Em seu recente discurso na ONU, Netanyahu reafirmou a reivindicação de Israel à terra com base em fundamentos bíblicos:
“Quando falei aqui no ano passado, disse que enfrentamos a mesma escolha eterna que Moisés colocou diante do povo de Israel há milhares de anos, quando estávamos prestes a entrar na Terra Prometida. Moisés nos disse que nossas ações determinariam se transmitiremos uma bênção ou uma maldição às gerações futuras!”
Netanyahu não apresentou evidências de sua conexão com o povo de Moisés, nem mencionou aos líderes (a maioria dos quais deixou a sala) que Moisés havia iniciado uma campanha genocida pela Terra Prometida, conforme registrado em Deuteronômio (31):
“[O Senhor] destruirá essas nações diante de você, e você as expulsará. Josué é quem passará à sua frente, como disse o Senhor. O Senhor fará com eles como fez com os reis Seom e Ogue dos amorreus e com a terra deles, quando os destruiu. O Senhor os entregará a você, e você fará com eles tudo o que ordenei.”
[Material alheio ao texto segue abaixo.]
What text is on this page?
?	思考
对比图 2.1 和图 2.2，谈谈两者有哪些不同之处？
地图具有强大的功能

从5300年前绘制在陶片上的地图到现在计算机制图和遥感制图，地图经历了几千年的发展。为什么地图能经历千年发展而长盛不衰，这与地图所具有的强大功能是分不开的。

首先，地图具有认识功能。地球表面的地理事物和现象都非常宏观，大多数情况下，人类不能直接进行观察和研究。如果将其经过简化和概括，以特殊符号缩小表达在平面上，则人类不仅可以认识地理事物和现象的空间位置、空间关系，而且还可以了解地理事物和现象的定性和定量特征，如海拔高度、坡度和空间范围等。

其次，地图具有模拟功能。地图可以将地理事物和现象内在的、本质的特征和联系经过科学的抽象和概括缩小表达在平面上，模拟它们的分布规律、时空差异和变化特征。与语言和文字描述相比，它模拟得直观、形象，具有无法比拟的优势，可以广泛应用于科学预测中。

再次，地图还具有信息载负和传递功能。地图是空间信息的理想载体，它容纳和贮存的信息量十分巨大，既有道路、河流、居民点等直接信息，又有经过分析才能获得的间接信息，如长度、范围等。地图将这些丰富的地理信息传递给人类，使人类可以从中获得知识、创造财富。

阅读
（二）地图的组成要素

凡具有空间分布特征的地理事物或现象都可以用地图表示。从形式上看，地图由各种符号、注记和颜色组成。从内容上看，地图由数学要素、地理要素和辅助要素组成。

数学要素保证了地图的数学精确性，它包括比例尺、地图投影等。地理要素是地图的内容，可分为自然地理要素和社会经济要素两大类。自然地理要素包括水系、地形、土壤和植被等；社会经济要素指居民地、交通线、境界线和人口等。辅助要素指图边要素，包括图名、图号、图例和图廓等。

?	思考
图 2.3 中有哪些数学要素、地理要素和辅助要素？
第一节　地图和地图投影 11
Licença bíblica para matar
Os fascistas em “Israel” acreditam que possuem uma licença bíblica e um mandato religioso para destruir o povo palestino. O herói bíblico deles é Josué, o líder dos filhos de Israel que sucedeu Moisés e conduziu as conquistas genocidas cometidas pelos filhos de Israel. Netanyahu também fez referência aos amalequitas, como outro caso de genocídio ordenado por Deus contra os supostos inimigos dos filhos de Israel. A Torá narra a conquista de Hebron por Josué (Josué 10):
“Então Josué e todo Israel com ele subiram de Eglom a Hebron, tomaram-na e passaram ao fio da espada, junto com o seu rei e todos os seus habitantes; assim como fizeram com Eglom, destruíram completamente e todos os que lá estavam.”
Essa narrativa de genocídio contém uma profunda ironia. É certo que não é precisa ou historicamente correta. Não há evidências de que os reinos dos filhos de Israel tenham surgido de um genocídio.
Os fundamentalistas judeus apegam-se a um texto do século VI a.C., que é uma reconstrução mitológica de “supostos” eventos de vários séculos anteriores, e uma forma de bravata política comum no antigo Oriente Próximo.
O problema aqui são os políticos israelenses do século XXI, os colonos ilegais e os fundamentalistas que desejam viver de acordo com a propaganda política de séculos a.C. e matar com base nela.
Os fundamentalistas violentos em “Israel” estão atrasados 2.600 anos em relação aos padrões de governança e ao direito internacional aceitáveis hoje. “Israel” está vinculado à Carta das Nações Unidas e às Convenções de Genebra, não ao Livro de Josué. De acordo com a recente decisão da Corte Internacional de Justiça e com a resolução da Assembleia Geral das Nações Unidas que a apoia, Israel deve se retirar dos territórios palestinos ocupados no prazo de 12 meses.
Colonização europeia
O colonialismo de colonos europeus tomou emprestado o espírito e os preâmbulos da Bíblia hebraica. Os imigrantes europeus derivaram dela sua visão de mundo e moral, identificaram-se com o espírito das histórias judaicas e acreditaram estar deixando a Europa, que se assemelhava à prisão faraônica dos filhos de Israel (no Egito bíblico), em direção à “Terra Prometida” no Novo Mundo.
Os colonos escreveram um pacto em seu navio, semelhante ao pacto do deus “Yahweh” com os filhos de Israel, como narrado no “Antigo Testamento”, e emigraram na tentativa de estabelecer o “Novo Israel” no Novo Mundo. A ideologia dos colonos que fundou o conceito de “América”, equivalente inglês da ideia do “Israel mítico”, foi lançada com força para ocupar a terra alheia e substituir um povo por outro, e uma data histórica por outra. Cada um desses projetos é, em si, um genocídio.
Esses três genocídios e o princípio da ocupação, do deslocamento e da violência são os “valores compartilhados” entre os Estados Unidos e a entidade sionista, dos quais os sionistas da América e de Israel se vangloriam para justificar sua aliança, fornecendo acordos de armamentos e um arsenal de violência e genocídio.